Mais il faut ajouter à toute demeure ce parfum, cette musique et cette clarté que seule une femme peut y apporter avec sa voix caressante et sa chair lumineuse. Un Tel, avant que de courir aux combats, avait lié sa vie; rien ne lui sera aussi doux que de renouer les chers liens. La bohème amoureuse, ses passions éphémères nées au cours d'une nuit d'orgie et dès l'aube évanouies ne furent que de frêles plaisirs qui ne suffiront pas à peupler la vie sentimentale des anciens combattants.

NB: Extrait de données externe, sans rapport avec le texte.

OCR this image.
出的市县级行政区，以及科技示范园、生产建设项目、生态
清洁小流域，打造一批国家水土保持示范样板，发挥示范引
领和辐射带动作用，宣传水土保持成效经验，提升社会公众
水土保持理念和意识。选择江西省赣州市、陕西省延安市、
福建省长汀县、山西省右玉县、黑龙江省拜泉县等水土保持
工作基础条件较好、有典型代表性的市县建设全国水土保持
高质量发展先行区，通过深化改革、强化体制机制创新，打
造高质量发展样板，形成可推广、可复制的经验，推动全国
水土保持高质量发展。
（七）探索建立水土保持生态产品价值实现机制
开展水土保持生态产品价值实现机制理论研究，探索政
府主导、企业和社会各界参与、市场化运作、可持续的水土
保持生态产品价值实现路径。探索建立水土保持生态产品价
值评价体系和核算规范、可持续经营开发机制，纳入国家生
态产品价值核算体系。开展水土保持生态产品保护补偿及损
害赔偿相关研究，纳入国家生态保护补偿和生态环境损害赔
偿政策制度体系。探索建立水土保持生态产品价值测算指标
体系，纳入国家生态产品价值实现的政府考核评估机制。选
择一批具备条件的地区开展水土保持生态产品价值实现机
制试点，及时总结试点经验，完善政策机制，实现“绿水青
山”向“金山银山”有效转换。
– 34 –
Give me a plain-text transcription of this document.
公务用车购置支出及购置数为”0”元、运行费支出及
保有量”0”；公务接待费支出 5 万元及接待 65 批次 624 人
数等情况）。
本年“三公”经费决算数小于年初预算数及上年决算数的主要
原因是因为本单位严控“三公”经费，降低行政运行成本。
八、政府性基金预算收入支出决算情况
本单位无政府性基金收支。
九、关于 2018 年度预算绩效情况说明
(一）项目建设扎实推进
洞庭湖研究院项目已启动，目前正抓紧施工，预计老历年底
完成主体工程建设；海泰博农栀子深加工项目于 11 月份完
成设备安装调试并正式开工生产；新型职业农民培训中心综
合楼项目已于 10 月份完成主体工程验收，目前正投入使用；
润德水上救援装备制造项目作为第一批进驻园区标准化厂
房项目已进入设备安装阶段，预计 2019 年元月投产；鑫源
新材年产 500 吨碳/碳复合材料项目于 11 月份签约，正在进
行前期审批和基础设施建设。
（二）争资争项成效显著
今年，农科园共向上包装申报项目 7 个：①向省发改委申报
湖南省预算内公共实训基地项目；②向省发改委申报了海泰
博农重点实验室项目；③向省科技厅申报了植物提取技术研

Assurés d'un amour durable, ils réaliseront tous cette union définitive de deux êtres partageant, avec une âme fervente, espérance, fortune et adversité. Ils feront sauter sur leurs genoux un enfant aux yeux rieurs, à la chair ferme, aux fesses bien rondes, qui sera la petite image, l'ombre affinée de leur compagne. En cet enfant, ils auront plaisir à se retrouver, eux-mêmes, avec leurs défauts mignons d'autrefois, leur gourmandise, leur naïveté et tout cet enchantement qu'ils avaient au temps où leurs parents mettaient de l'aloès au bout de leur porte-plume, trop aisément transformé en sucre d'orge: telle sera la consolation de leurs misères, le prix de leurs nuits angoissées, le laurier que mérite leur valeur.

Si la société est ingrate à l'égard de son défenseur, si elle ne lui accorde pas des droits, en considération de ses sacrifices, il lui restera, au moins, de n'avoir pas lutté pour tous, vainement, puisqu'une femme et un enfant lui en garderont amour et reconnaissance.

Les droits qu'exigeront ces combattants se réduiront à peu de chose, en somme. Ils ne permettront pas qu'après avoir défendu ce que les penseurs officiels et les politiciens de l'époque appelaient les libertés du monde on ne leur accordât pas les traditionnelles libertés françaises. Contre toute tyrannie s'opposant à leur bonheur, ils s'élèveront.

Etre esclave de l'or est bien le pire des asservissements. Indifférent à l'égard du capital, Un Tel ne tolérera pas que se crée, néanmoins, contre lui ou sans lui, une aristocratie financière, injuste et méprisante; il se tiendra éloigné des partis et des sectes qui jugulent la pensée et lui imposent des modes inférieurs et communs; il revendiquera le principe absolu de la désunion sacrée, la liberté pour tous de penser et d'exprimer des idées sans les faire entrer dans le cadre d'un parti, le droit de n'avoir d'autre lien que ses affections.